Los muchachitos que empuñaban fusiles seguían atentos sus palabras. Y las palabras le dolían a Severo en los oídos mochos. Las costras, queriendo secarse, picaban harto. Cumpa Silvestre, a dos manos exprimiendo la gorra, gastaba tiempo esperando respuestas. El chuncho miró la estaca que él estaba mirando con rabia sincera, como que ese palo manchado con su sangre los podía unir para toda la vida.

«Es por ello que los empresarios y la gente laboriosa de la selva central han pedido apoyo al gobierno para que envíe más tropas con el fin de poner orden y darle tranquilidad a la zona»

Sin que fuera su intención, salió con ellos.

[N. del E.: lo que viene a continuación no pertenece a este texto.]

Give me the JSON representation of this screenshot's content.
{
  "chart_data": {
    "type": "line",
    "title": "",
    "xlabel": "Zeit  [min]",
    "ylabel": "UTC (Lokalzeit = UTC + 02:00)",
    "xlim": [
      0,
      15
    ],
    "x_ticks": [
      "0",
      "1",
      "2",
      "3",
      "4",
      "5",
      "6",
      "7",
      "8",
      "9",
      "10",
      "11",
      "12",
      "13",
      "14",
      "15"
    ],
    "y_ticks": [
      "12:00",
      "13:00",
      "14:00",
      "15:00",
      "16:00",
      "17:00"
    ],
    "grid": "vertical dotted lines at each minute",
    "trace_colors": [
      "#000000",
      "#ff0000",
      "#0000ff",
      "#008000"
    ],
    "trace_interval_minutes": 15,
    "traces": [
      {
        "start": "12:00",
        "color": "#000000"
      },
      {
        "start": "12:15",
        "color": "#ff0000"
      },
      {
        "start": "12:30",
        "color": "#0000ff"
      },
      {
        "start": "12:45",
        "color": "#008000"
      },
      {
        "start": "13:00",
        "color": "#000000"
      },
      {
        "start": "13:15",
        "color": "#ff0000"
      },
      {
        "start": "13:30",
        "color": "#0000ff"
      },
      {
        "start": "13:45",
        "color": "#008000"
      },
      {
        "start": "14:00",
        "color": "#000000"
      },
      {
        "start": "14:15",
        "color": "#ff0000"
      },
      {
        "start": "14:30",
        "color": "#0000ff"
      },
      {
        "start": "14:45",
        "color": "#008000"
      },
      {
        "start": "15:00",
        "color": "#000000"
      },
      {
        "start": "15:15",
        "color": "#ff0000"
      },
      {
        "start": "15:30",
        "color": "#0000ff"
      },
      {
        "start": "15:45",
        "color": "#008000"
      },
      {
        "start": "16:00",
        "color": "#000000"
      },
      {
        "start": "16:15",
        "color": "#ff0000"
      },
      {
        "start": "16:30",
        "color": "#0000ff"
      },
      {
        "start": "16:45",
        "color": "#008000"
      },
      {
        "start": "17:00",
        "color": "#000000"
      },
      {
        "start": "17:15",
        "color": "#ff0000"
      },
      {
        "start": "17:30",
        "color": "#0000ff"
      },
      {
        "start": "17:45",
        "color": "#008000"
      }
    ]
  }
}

Meses adelante, las voces misteriosas fueron acalladas por el traqueteo del helicóptero que lo liquidaba al medio de un campo rozado. En Iscozacín, le digo, días después que los cumpas de Silvestre abatieran a esa patrulla de soldados en la quebrada Yanapuma. Todos los guerrilleros escaparon al monte menos él, porque Severo Magátiro insistió en regresar a la pampa pelada por algo que se le cayó: una bolsa de hueva de toro, donde abrigaba las orejas del teniente que mató.

Hágame caso, entonces: si oye ese silbido de cristiano en medio de la lluvia, no voltee. Porque allí donde quedó destrozado Magátiro, dicen que creció una orquídea negra que hiede feo con el aguacero.

Y dizque cuando la cortan, silba.

Y que si usted escucha ese chiflido, termina por volverse loco.